Der Verdacht
- Kriminalroman
- Nachkriegszeit
Worum es geht
Gerechtigkeit und Freiheit
Der Verdacht ist ein äußerst spannender, atmosphärisch dichter Kriminalroman, und doch bricht er wesentliche Regeln des Genres. Das gilt auch für Dürrenmatts andere Krimis Der Richter und sein Henker (ebenfalls mit dem Berner Kommissär Bärlach), Das Versprechen und Justiz: Verbrechen werden kaum aufgeklärt, die Welt bleibt undurchdringbar, der Triumph der Gerechtigkeit höchstens ein zufälliger. Dürrenmatt geht es nicht in erster Linie um die Suche nach einem Täter – der ist hier schnell gefunden –, sondern um die philosophischen Fragen nach Schuld, Sühne, Legitimität und Legalität. Im Verdacht geht es speziell um das Verhältnis von Gerechtigkeit und Freiheit. Dürrenmatt konfrontiert den Kommissär mit einem früheren KZ-Arzt namens Emmenberger, einem monströsen und grausamen Verbrecher, der in seiner unmenschlichen Art einen extrem radikalen Freiheitsbegriff vertritt: Emmenberger verklärt seinen persönlichen Sadismus zu einem Ausdruck höchster Freiheit und letztlich zu einer reinen Glaubenssache. Warum, fragt er Bärlach, sollte sein Nihilismus dem Prinzip der Gerechtigkeit unterlegen sein, zumal in einer materiellen Welt, die sich nicht mehr auf göttliche Gesetze beruft? Bärlach bleibt ihm eine eindeutige Antwort schuldig.
Zusammenfassung
Über den Autor
Friedrich Dürrenmatt wird am 5. Januar 1921 in Konolfingen im Schweizer Kanton Bern geboren. Sein Vater ist protestantischer Pfarrer. In Bern besucht Dürrenmatt das Freie Gymnasium und das Humboldtianum, 1941 legt er die Matura ab. Er ist bestenfalls ein mittelmäßiger Schüler und bezeichnet die Schulzeit später als die übelste Phase seines Lebens. In Bern und Zürich studiert er Philosophie, Literatur- und Naturwissenschaften.
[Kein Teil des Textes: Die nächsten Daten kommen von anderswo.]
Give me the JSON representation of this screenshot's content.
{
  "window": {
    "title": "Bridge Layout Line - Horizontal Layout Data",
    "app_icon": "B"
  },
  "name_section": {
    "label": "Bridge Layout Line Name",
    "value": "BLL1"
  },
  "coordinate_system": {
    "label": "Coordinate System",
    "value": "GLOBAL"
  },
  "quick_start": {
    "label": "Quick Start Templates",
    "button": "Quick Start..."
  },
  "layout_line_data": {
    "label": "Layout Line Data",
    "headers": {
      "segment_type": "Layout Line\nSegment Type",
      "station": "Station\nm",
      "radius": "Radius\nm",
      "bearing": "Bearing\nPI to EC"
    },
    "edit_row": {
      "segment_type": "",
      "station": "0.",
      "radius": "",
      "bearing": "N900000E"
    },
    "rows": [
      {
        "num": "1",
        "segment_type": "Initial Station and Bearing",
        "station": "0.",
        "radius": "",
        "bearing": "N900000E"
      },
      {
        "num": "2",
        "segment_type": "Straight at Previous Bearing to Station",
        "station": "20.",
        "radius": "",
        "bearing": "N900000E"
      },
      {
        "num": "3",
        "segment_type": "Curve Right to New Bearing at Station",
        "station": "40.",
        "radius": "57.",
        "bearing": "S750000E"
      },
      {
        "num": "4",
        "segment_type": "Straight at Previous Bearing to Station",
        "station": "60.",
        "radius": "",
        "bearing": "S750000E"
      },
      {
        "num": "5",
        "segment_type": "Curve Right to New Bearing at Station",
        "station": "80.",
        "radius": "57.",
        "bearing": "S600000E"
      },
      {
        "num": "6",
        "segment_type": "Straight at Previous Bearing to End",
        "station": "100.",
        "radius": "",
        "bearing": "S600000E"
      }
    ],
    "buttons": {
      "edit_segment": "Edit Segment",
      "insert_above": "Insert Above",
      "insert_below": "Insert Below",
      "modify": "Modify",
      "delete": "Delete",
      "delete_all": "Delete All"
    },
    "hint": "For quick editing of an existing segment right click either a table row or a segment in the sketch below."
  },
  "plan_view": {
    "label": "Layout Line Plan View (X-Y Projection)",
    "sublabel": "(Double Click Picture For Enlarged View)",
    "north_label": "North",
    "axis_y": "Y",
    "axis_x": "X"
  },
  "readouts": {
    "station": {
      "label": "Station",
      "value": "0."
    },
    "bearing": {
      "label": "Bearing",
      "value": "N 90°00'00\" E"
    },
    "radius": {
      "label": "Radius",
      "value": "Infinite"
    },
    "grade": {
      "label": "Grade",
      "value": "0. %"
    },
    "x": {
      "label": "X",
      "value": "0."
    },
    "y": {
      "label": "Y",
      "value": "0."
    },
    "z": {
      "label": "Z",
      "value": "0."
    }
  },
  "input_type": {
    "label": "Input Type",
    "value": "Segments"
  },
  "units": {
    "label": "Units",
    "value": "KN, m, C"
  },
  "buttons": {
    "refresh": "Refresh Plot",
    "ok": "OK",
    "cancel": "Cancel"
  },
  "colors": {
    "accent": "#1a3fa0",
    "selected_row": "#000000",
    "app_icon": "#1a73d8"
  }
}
Seinen eigenen biografischen Schriften zufolge führt er das Leben eines verkrachten Studenten. 1946 zieht er nach Basel, ein Jahr später heiratet er die Schauspielerin Lotti Geissler, mit der er insgesamt drei Kinder hat. 1947 wird sein erstes Theaterstück Es steht geschrieben uraufgeführt. Aus Geldnot verfasst Dürrenmatt Anfang der 50er Jahre seinen wohl bis heute bekanntesten Kriminalroman Der Richter und sein Henker (1950/51), es folgen Der Verdacht (1951/52) und Das Versprechen (1958). Die Theaterstücke Die Ehe des Herrn Mississippi (1952) und Ein Engel kommt nach Babylon (1953) machen ihn einem breiten Publikum bekannt, die Dramen Der Besuch der alten Dame (1956) und Die Physiker (1962) begründen seinen Weltruhm. Ab 1952 lebt der Schriftsteller in einem eigenen Haus bei Neuchâtel. Nach dem Tod seiner ersten Frau heiratet Dürrenmatt 1984 die Schauspielerin und Filmemacherin Charlotte Kerr. Wechselvoll ist sein Verhältnis zur zweiten großen Figur der Schweizer Literatur des 20. Jahrhunderts, Max Frisch. Die anfängliche Freundschaft schlägt in gegenseitiges Ressentiment um, das auf persönlicher Antipathie und literarischen Differenzen beruht. Dürrenmatt erhält im Lauf seines Lebens zahlreiche Auszeichnungen, u. a. den Georg-Büchner-Preis. Sein literarisches Werk ist äußerst vielfältig: Neben Theaterstücken und Romanen umfasst es Hörspiele, Essays, Erzählungen, Vorträge sowie autobiografische, literatur- und theatertheoretische Schriften. Daneben arbeitet Dürrenmatt zeitweise als Regisseur und ständig als Maler und Zeichner. Er stirbt am 14. Dezember 1990 in Neuchâtel an einem Herzinfarkt.